Perhaps you’ve already picked up the ACE I found in this passage. If not, here it is:
A: Positive Affirmation
C: Positive Confirmation
E: Positive Expectation
The principle works with anyone of any age at any time (marriage, work, church), but I’m going to apply it here only for the family. It is a simple, easy- to-use tool for discipleship that will help you open, win, influence and speak to your child’s heart.
Here’s a short example of how an ACE message works.
Start with a positive affirmation (A): “Sean, you are really becoming a student of the Bible. That’s so cool. Every day, you’ve got great thoughts to share in our family devotions.”
Then move to a positive confirmation (C): “It makes me feel really proud to be your dad when I hear you talk about God that way. I love hearing how your heart and mind are growing.”

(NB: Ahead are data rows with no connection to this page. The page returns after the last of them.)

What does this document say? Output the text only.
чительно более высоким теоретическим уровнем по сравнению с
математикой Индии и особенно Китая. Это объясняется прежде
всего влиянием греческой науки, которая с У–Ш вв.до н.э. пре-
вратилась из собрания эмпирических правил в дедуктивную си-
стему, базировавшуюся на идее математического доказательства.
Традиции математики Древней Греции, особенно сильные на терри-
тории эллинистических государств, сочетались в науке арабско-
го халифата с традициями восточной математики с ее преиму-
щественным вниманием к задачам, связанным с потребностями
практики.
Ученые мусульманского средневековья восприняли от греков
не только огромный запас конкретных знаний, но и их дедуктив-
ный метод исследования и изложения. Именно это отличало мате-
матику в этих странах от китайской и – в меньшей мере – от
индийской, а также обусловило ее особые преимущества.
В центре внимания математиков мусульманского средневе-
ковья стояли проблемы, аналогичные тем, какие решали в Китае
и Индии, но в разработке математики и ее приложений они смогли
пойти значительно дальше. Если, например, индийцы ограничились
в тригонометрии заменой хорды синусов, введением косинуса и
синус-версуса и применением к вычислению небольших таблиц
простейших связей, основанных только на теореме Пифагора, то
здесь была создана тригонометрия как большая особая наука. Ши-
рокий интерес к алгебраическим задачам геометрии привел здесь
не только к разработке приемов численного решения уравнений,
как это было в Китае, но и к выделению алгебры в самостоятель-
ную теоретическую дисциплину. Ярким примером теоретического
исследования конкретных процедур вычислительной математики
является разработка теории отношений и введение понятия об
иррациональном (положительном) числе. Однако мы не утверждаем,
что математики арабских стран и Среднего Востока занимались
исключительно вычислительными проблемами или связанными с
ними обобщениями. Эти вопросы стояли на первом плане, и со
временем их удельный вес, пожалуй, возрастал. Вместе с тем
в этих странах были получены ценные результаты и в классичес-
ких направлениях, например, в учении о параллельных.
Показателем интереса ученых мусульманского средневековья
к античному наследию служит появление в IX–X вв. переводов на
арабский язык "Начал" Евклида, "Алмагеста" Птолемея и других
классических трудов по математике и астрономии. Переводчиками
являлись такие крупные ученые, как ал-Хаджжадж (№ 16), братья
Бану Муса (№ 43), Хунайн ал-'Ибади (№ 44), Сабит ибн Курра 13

Finally, end with a positive expectation (E): “Sean, I think you’re ready to study a book of the Bible. Would you be willing to do that with me? Let’s study Philippians together. We can start tomorrow.”
Do you see the progression? An ACE message starts with a “you” statement (a positive affirmation about the person), then moves to an “I” statement (a positive confirmation of your feelings), then closes with a “we” statement (a positive expectation of what you can do together). The you-I-we progression is flexible, of course, but it’s a good reminder that good interpersonal communication is not just about speaking into open ears, but also about speaking into an open heart. That’s where true influence happens.
Once you do it a few times, you’ll begin dealing out ACE messages like they’re second nature. They are great for motivating your children to new challenges, but also can be useful for verbal discipline. Rather than reacting to an older child’s misbehavior, take time to craft an ACE message in your mind. “Jess, you are a smart girl. You know why it’s wrong to be selfish. I really love you, and believe in you, and want the best for you. Let’s talk about what we can do together to help you be more generous and sharing.” The message is a bit different for discipline, but the principles are still all at work.
This ACE model is just a practical insight and pattern gleaned from Scripture. Just a little “everyday wisdom for everyday families.” To get started, try writing out an ACE message for each of your children. Tailor the messages for each child’s age and needs. Then make a time to deal that ace into their hearts.
So there’s an ACE that you can keep as you influence your children for Christ. Oh, and how did I do on that assignment for my Homiletics class? Aced it, of course.